In this lesson, you will study the accounting features of 1C:Enterprise. This tutorial does not explain the accounting basics, so if you do not have required understanding of accounting, we recommend that you first read some popular materials on the subject.
To implement accounting operations, you need the Chart of characteristic types configuration object, which you already know, and two new configuration objects: Chart of accounts and Accounting register.
The accounting register accumulates data that describes completed business transactions. The chart of accounts stores account descriptions. The chart of characteristic types defines analytical accounting objects, which introduce additional account dimensions.
Note that the chart of accounts provided in this tutorial is greatly simplified. It only contains a few provisional accounts, but that is enough to study the basics of 1C:Enterprise accounting.

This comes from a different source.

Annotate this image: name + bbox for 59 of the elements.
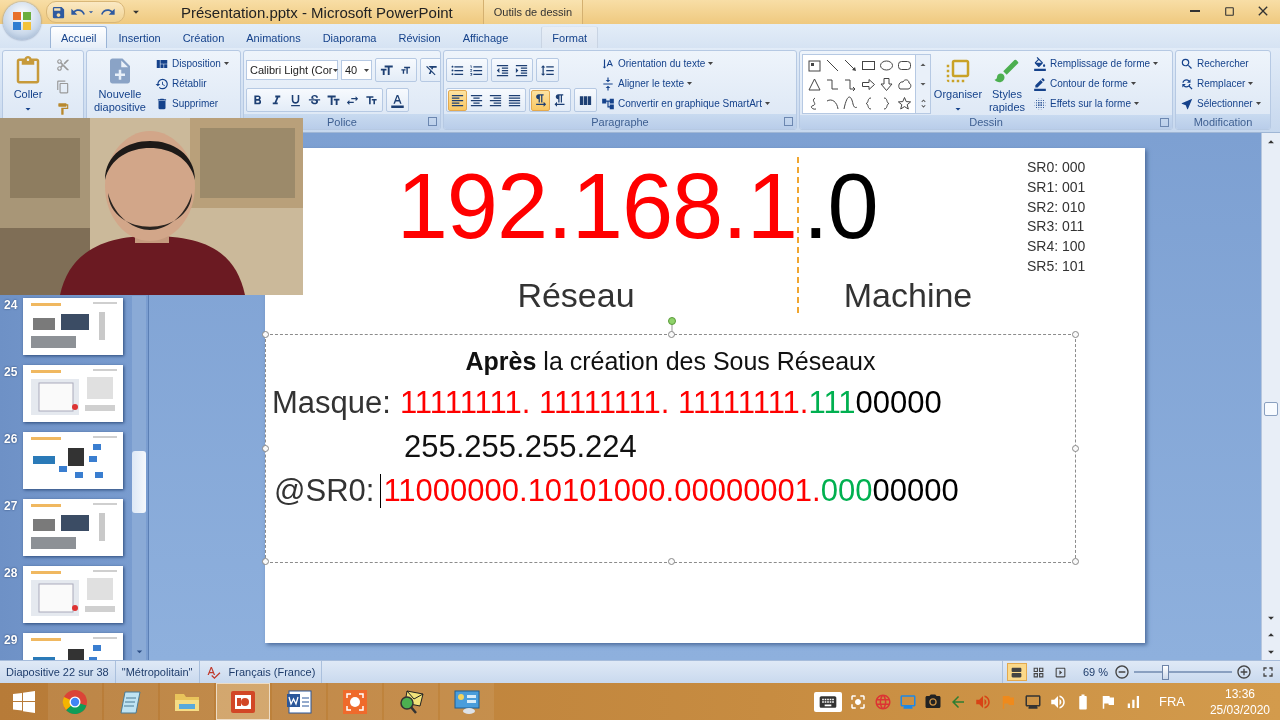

We have discussed the Chart of characteristic types configuration object in detail during the previous lesson, and now we will only show how to use this object in accounting.
Some of the accounts might use analytical accounting. We will use the "extra dimension types" term to refer to sections of analytical accounting. It means that each account can have multiple dimension types, and accounting is performed based on these types.
We will use the "extra dimensions" term to refer to specific analytical accounting objects.
For example, account 5000 (Inventory) is intended for accounting based on Products and Warehouses, which both are extra dimension types. While a specific "Chocolate spread" product and a specific "Main warehouse" that are specified in some posting within account 5000 are both extra dimensions.
So one of the purposes of a chart of characteristic types is describing extra dimension types. This means that all the analytical accounting sections are described in the respective chart of characteristic types and the types for the values available for some extra dimensions are defined there as well.